63      La Commission répond que l’engagement de la responsabilité non contractuelle des institutions de l’Union suppose la réunion d’un ensemble de conditions constituées par l’illégalité du comportement reproché à l’institution, la réalité du dommage et l’existence d’un lien de causalité entre ledit comportement et le préjudice invoqué. En l’espèce, l’acte de nomination ne serait pas illégal et le requérant ne démontrerait pas le caractère réel et certain du dommage qu’il prétend subir.

 Appréciation du Tribunal

64      Ainsi qu’il ressort du point 32 ci-dessus, le juge est en droit d’apprécier si une bonne administration de la justice justifie de rejeter au fond un recours, sans statuer préalablement sur l’exception d’irrecevabilité soulevée à son encontre.

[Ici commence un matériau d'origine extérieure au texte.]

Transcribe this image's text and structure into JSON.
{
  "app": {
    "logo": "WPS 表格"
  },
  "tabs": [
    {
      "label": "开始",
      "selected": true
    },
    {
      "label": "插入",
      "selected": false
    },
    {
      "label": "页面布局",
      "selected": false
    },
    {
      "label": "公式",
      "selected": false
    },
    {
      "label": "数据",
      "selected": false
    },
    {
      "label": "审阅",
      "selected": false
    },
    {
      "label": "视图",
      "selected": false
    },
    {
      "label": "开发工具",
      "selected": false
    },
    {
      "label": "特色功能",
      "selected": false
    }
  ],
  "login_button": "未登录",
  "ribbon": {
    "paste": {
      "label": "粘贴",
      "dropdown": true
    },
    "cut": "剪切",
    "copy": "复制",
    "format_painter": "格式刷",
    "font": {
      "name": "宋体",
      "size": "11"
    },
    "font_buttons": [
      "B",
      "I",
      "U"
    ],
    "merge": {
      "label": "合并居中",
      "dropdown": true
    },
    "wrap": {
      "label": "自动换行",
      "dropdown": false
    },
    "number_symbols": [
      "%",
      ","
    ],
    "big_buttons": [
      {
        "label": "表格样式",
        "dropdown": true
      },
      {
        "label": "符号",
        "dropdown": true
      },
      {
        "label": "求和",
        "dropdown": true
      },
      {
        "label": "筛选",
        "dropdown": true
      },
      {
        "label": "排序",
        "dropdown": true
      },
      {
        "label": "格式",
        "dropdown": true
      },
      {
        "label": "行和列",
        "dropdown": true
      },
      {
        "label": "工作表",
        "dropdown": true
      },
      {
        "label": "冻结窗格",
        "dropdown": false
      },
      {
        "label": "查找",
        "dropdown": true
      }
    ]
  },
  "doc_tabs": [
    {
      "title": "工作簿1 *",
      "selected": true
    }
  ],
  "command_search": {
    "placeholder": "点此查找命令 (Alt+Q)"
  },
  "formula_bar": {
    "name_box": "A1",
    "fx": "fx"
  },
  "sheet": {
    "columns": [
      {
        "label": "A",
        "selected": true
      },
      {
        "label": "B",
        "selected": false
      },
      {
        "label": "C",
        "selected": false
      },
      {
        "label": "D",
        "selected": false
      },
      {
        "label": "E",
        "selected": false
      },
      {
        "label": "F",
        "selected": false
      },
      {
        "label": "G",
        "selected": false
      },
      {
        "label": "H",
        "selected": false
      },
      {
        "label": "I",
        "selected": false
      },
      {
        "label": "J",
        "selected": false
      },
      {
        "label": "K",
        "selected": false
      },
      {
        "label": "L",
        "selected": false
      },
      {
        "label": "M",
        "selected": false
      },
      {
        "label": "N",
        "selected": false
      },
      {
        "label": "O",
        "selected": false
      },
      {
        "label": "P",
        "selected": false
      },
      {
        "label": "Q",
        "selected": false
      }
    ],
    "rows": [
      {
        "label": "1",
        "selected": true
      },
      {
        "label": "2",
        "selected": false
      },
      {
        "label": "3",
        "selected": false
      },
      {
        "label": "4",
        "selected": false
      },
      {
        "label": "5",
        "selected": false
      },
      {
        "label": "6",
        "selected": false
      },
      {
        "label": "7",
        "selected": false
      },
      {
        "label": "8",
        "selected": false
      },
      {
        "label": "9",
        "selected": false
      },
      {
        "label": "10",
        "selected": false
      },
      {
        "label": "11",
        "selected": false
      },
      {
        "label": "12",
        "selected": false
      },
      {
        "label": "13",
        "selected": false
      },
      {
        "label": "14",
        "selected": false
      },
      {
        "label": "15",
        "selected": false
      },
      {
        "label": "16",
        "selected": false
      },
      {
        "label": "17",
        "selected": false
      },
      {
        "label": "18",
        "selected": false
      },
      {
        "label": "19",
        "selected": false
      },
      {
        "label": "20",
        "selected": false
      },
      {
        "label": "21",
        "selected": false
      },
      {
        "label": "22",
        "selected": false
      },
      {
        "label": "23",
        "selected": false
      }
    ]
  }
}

65      En l’espèce, le Tribunal constate que le recours en indemnité doit, en toute hypothèse, être rejeté dès lors que l’engagement de la responsabilité de l’Union suppose, notamment, une illégalité et qu’il ressort de l’examen du recours en annulation qu’il n’est pas établi que la Commission en ait commis une.

 Sur les dépens

66      En vertu de l’article 122 du règlement de procédure, les dispositions du chapitre huitième du titre deuxième dudit règlement, relatives aux dépens et frais de justice, ne s’appliquent qu’aux affaires introduites devant le Tribunal à compter de l’entrée en vigueur de ce règlement, à savoir le 1er novembre 2007. Les dispositions du règlement de procédure du Tribunal de l’Union européenne pertinentes en la matière continuent à s’appliquer mutatis mutandis aux affaires pendantes devant le Tribunal avant cette date.

67      Aux termes de l’article 87, paragraphe 2, du règlement de procédure du Tribunal de l’Union, toute partie qui succombe est condamnée aux dépens, s’il est conclu en ce sens. Toutefois, en vertu de l’article 88 du même règlement, dans les litiges entre l’Union et ses agents, les frais exposés par les institutions restent à la charge de celles-ci. Le requérant ayant succombé en son recours, il y a lieu de décider que chaque partie supporte ses propres dépens.

Par ces motifs,

LE TRIBUNAL DE LA FONCTION PUBLIQUE
(deuxième chambre)

déclare et arrête :

1)      Le recours est rejeté.

2)      Chaque partie supporte ses propres dépens.

Mahoney

Tagaras

Van Raepenbusch

Ainsi prononcé en audience publique à Luxembourg, le 30 septembre 2010.

Le greffier

 

      Le président

W. Hakenberg

 

      P. Mahoney


* Langue de procédure : le français.